他那時也聽到了這謠傳了,並且還在報上看見了我尋他和其他幾位住在北四川路的友人的啟事。他在這兵荒馬亂之間,也依然不消失他那種幽默的微笑;講到喬峰被毆傷的那一段謠言的時候,還加上了許多我們所不曾聽見過的新鮮資料,證明一般空閒人的喜歡造謠生事,樂禍幸災。
在這中間,我們就開始了向全世界文化人呼籲,出刊物公布獰惡侵略者面目的工作,魯迅當然也是簽名者之一;他的實際參加聯合抗敵的行動,和一班左翼作家的接近,實際上是從這一個時期開始的。
「一·二八」戰事過後,他從景雲里搬了出來,住在內山書店斜對面的一家大廈的三層樓上;租金比較地貴,生活方式也比較地奢侈,因而一般平時要想尋出一點弱點來攻擊他的人,就又像是發掘得了至寶。
但他在那裡住得也並不久,到了南京的秘密通緝令下來,上海的反動空氣很濃厚的時候,他卻搬上了內山書店的北面,新造好的大陸新村(四達里對面)的六十幾號房屋去住了。在這裡,一直住到了他去世的時候為止。

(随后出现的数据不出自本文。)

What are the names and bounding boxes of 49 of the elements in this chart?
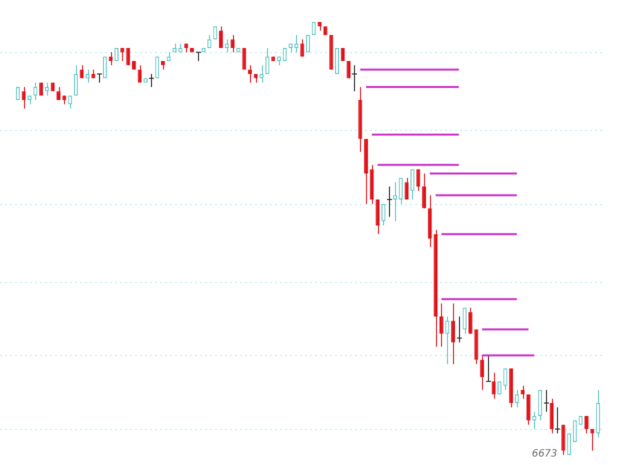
candlestick	[33, 82, 38, 100]
candlestick	[56, 86, 60, 100]
candlestick	[260, 64, 264, 84]
candlestick	[456, 316, 462, 343]
candlestick	[520, 385, 525, 400]
candlestick	[526, 394, 530, 426]
candlestick	[544, 390, 550, 412]
candlestick	[265, 47, 270, 74]
candlestick	[120, 47, 124, 62]
candlestick	[230, 34, 235, 53]
candlestick	[340, 47, 345, 62]
candlestick	[16, 86, 20, 100]
candlestick	[386, 186, 392, 218]
candlestick	[554, 406, 560, 434]
candlestick	[282, 47, 287, 62]
candlestick	[422, 173, 426, 209]
candlestick	[148, 73, 154, 88]
candlestick	[114, 48, 118, 61]
candlestick	[398, 177, 403, 204]
candlestick	[590, 428, 594, 452]
candlestick	[248, 64, 252, 84]
candlestick	[480, 354, 484, 391]
candlestick	[294, 34, 298, 53]
candlestick	[439, 302, 444, 348]
annotation: 6673	[532, 448, 558, 460]
candlestick	[538, 390, 542, 421]
candlestick	[404, 177, 409, 200]
candlestick	[22, 86, 26, 110]
candlestick	[196, 52, 202, 62]
candlestick	[492, 372, 496, 400]
candlestick	[451, 302, 456, 365]
candlestick	[514, 390, 519, 408]
candlestick	[74, 64, 78, 96]
candlestick	[462, 307, 467, 334]
candlestick	[207, 34, 212, 48]
candlestick	[468, 307, 472, 334]
candlestick	[410, 168, 414, 200]
candlestick	[381, 203, 386, 226]
candlestick	[219, 26, 223, 48]
candlestick	[393, 182, 397, 222]
candlestick	[96, 73, 102, 84]
candlestick	[300, 38, 304, 58]
candlestick	[86, 69, 90, 84]
candlestick	[352, 64, 358, 92]
candlestick	[486, 354, 492, 382]
candlestick	[44, 82, 49, 96]
candlestick	[68, 95, 72, 110]
candlestick	[584, 416, 588, 434]
candlestick	[312, 22, 316, 36]
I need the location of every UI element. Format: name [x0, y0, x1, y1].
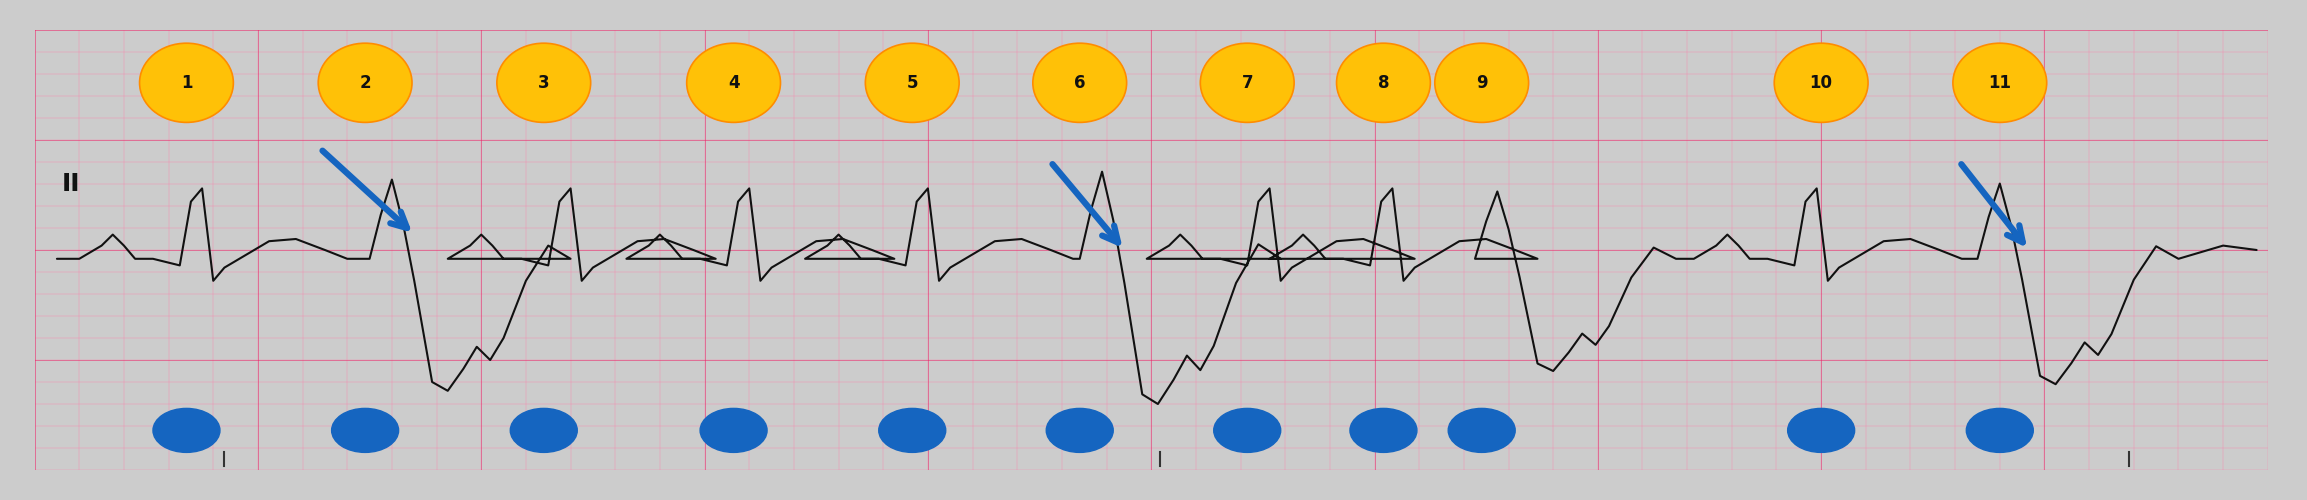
Ellipse shape	[1047, 408, 1114, 453]
Ellipse shape	[332, 408, 399, 453]
Ellipse shape	[152, 408, 219, 453]
Ellipse shape	[1213, 408, 1280, 453]
Text: 2: 2	[360, 74, 371, 92]
Ellipse shape	[1449, 408, 1516, 453]
Text: 1: 1	[180, 74, 191, 92]
Text: 9: 9	[1476, 74, 1488, 92]
Text: 7: 7	[1241, 74, 1253, 92]
Text: 5: 5	[907, 74, 918, 92]
Ellipse shape	[1435, 43, 1530, 122]
Ellipse shape	[496, 43, 591, 122]
Text: II: II	[62, 172, 81, 196]
Text: 6: 6	[1075, 74, 1087, 92]
Ellipse shape	[879, 408, 946, 453]
Ellipse shape	[1954, 43, 2046, 122]
Ellipse shape	[510, 408, 577, 453]
Text: 11: 11	[1989, 74, 2012, 92]
Ellipse shape	[318, 43, 413, 122]
Ellipse shape	[1034, 43, 1126, 122]
Ellipse shape	[687, 43, 780, 122]
Ellipse shape	[1336, 43, 1430, 122]
Ellipse shape	[1774, 43, 1869, 122]
Ellipse shape	[865, 43, 960, 122]
Ellipse shape	[1788, 408, 1855, 453]
Ellipse shape	[699, 408, 768, 453]
Ellipse shape	[1966, 408, 2032, 453]
Text: 4: 4	[727, 74, 741, 92]
Ellipse shape	[1350, 408, 1416, 453]
Ellipse shape	[138, 43, 233, 122]
Text: 8: 8	[1377, 74, 1389, 92]
Text: 10: 10	[1809, 74, 1832, 92]
Ellipse shape	[1200, 43, 1294, 122]
Text: 3: 3	[538, 74, 549, 92]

南京的秘密通緝令,列名者共有六十幾個,多半是與民權保障自由大同盟有關的文化人。而這通緝令呈請者,卻是在杭州的浙江省黨部的諸先生。
說起杭州,魯迅絕端地厭惡;這通緝案的呈請者們,原是使他厭惡的原因之一,而對於山水的愛好別有見解,也是他厭惡杭州的一個原因。
有一年夏天,他曾同許欽文到杭州去玩過一次;但因湖上的悶熱,蚊子的眾多,飲水的不潔等關係,他在旅館裡一晚沒有睡覺,第二天就逃回到上海來了。自從這一回之後,他每聽見人提起杭州,就要搖頭。
後來,我搬到杭州去住的時候,他曾寫過一首詩送我,頭一句就是「錢王登遐仍如在」;這詩的意思,他曾同我說過,指的是杭州黨政諸人的無理的高壓。他從五代時的記錄里,曾看到過錢武肅王的時候,浙江老百姓被壓榨得連褲子都沒有得穿,不得不以磚瓦來遮蓋下體。這事不知是出在哪一部書里,我到現在也還沒有查到,但他的那句詩的原意,卻就系指此而言。我因不聽他的忠告,終於搬到杭州去住了,結果竟不出他之所料,被一位黨部的先生,弄得家破人亡;這一位吃黨飯出身,積私財至數百萬,曾經呈請南京中央黨部通緝過我們的先生,對我竟做出了比鄰人對待我們老百姓還更兇惡的事情,而且還是在這一次的抗戰軍興之後。我現在雖則已遠離祖國,再也受不到他的姦淫殘害的毒爪了;但現在仍還在執掌以禮義廉恥為信條的教育大權的這一位先生,聽說近來因天高皇帝遠,渾水好撈魚之故,更加加重了他對老百姓的這一種遠溢過錢武肅王的德政。
魯迅不但對於杭州沒有好感,就是對他出身地的紹興,也似乎並沒有什麼依依不捨的懷戀。這可從有一次他的談話里看得出來。是他在上海住下不久的時候,有一回我們談起了前兩天剛見過面的孫伏園。他問我伏園住在哪裡,我說,他已經回紹興去了,大約總不久就會出來的。魯迅言下就笑著說:
「伏園的回紹興,實在也很可觀!」
他的意思,當然是紹興又憑什麼值得這樣地頻頻回去?
所以從他到上海之後,一直到他去世的時候為止,他只匆匆地上杭州去住了一夜,而絕沒有回去過紹興一次。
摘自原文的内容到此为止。